Le théâtre, la rue, la ZAD. Usages contemporains du carnaval : performances théâtrales et militantes

par Alexandre Todorov

Projet de thèse en SACRe, théâtre

Sous la direction de Christian Biet et de Yann-Joël Collin.

Thèses en préparation à l'Université Paris sciences et lettres , dans le cadre de École doctorale Lettres, Arts, Sciences humaines et sociales , en partenariat avec Équipe d'accueil SACRe - Sciences, arts, création, recherche (Paris) (laboratoire) et de Conservatoire National Supérieur d'Art Dramatique (CNSAD) (établissement opérateur d'inscription) depuis le 01-12-2015 .


  • Résumé

    Que pratiques du carnaval et pratiques du théâtre se soient mutuellement nourries en Europe depuis l'Antiquité, il n'y a guère lieu d'en douter ; la dimension théâtrale du carnaval est particulièrement évidente, que l'on songe au port de masques et de costumes, à la mise en place de dispositifs spectaculaires, ou encore au fait de représenter des fictions grâce à des acteurs.
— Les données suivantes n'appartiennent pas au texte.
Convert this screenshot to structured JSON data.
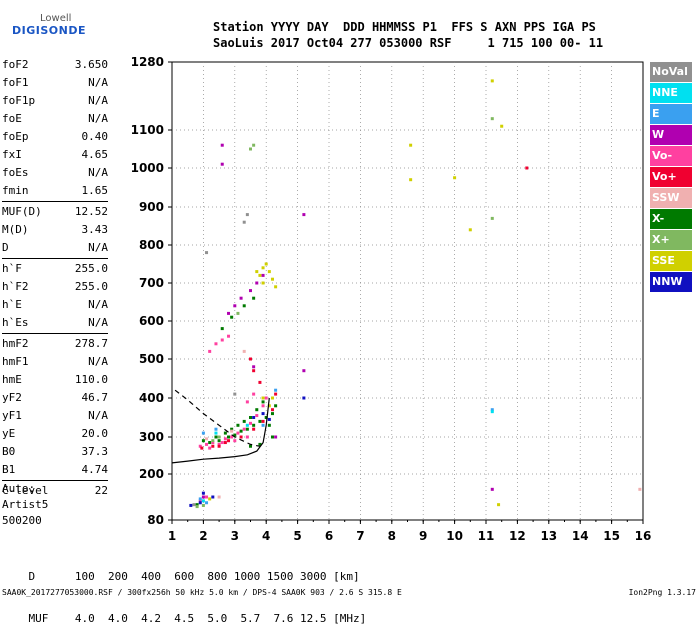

L'objet de cette recherche est d'aborder cette relation sous l'angle inverse, en se demandant sous quelles formes et dans quelles conditions un évènement théâtral aujourd'hui peut être considéré comme carnavalesque. On appelle « carnavalesque » tout moment ou évènement caractérisé par des pratiques d'inversions (des hiérarchies, des sexes), de transgressions (sociales, morales), de détournements (d'objets, de mots), de dépenses inutiles (de nourriture, d'énergie) ou de destructions (réelles ou symboliques). Le carnaval est par excellence un moment d'exception, une hétérochronie au sens foucaldien du terme. Partant de là, on peut formuler l'hypothèse que les pratiques subsistantes de carnaval (en France telles qu'à Limoux, Nice ou Dunkerque) n'ont pas le monopole du carnavalesque ; et qu'on peut rencontrer celui-ci ailleurs, et notamment dans certaines pratiques artistiques — dont le théâtre. Il faut alors examiner les implications théoriques d'une telle hypothèse — ainsi la question de l'utilité, intime ou sociale, de tels moments (catharsis ? exorcisme ? soupape de sûreté ?) ; ou celle de l'existence d'une éventuelle « pulsion carnavalesque », individuelle ou collective, dont les voies d'expression varieraient suivant les époques mais qui serait intemporelle. C'est aussi l'occasion d'interroger les différentes ressources dont dispose le dispositif théâtral pour renouveler de la sorte son sens et ses effets. Sur le modèle de metteurs en scène comme Peter Brook, Jerzy Grotowski ou Eugenio Barba, qui ont su combiner recherche théorique, études de terrain et création artistique, il s'agit donc d'allier recherche sur l'histoire et l'anthropologie du carnaval et études de formes carnavalesques contemporaines (au sens large) pour nourrir une création théâtrale au long cours.

  • Titre traduit

    The Theatre, the street, the ZAD. Contemporary uses of carnival : theatrical and activist performances


  • Résumé

    In Europe, carnival and theatre practice have influenced each other since Ancient history : it is particularly obvious when we think of the theatrical aspects of carnival, such as the wearing of costumes and masks, the making of performances or the representing of fictions through actors. The purpose of this resarch is to examine this relationship the other way around, by wondering from which angle a theatrical event nowadays can be considered as carnivalesque. By "carnivalesque", we are referring to any moment or event characterized by reversing (hierarchies, genders), transgressing (social or moral laws), distorting (language, objects), excessive spending (of money, food or energy), and destructing (through real or symbolic ways). In a nuthsell, a carnivalesque moment is a moment of exception — what Michel Foucault was calling a heterochrony. From there on, we can suppose that carnivalesque and carnivals don't always go along, at least as not as much as they used to ; and that we may encounter carnivalesque elsewhere, for example in artistic practices — among which, theatre. We will have to question the implications of this hypothesis — such as the personal or social meaning of these moments, or the possible existence of something like a "carnivalesque impulse" that would vary according to time and place but would be, in a way, universal. Based on the model of stage directors like Peter Brook, Jerzy Grotoswky or Eugenio Barba, who managed to combine theoretical research, groundfield studies and artistic creation, the idea is to put together scientific literature about the history and anthropology of carnival and study of contemporary carnivalesque figures, in order to feed a long-term theatre creation.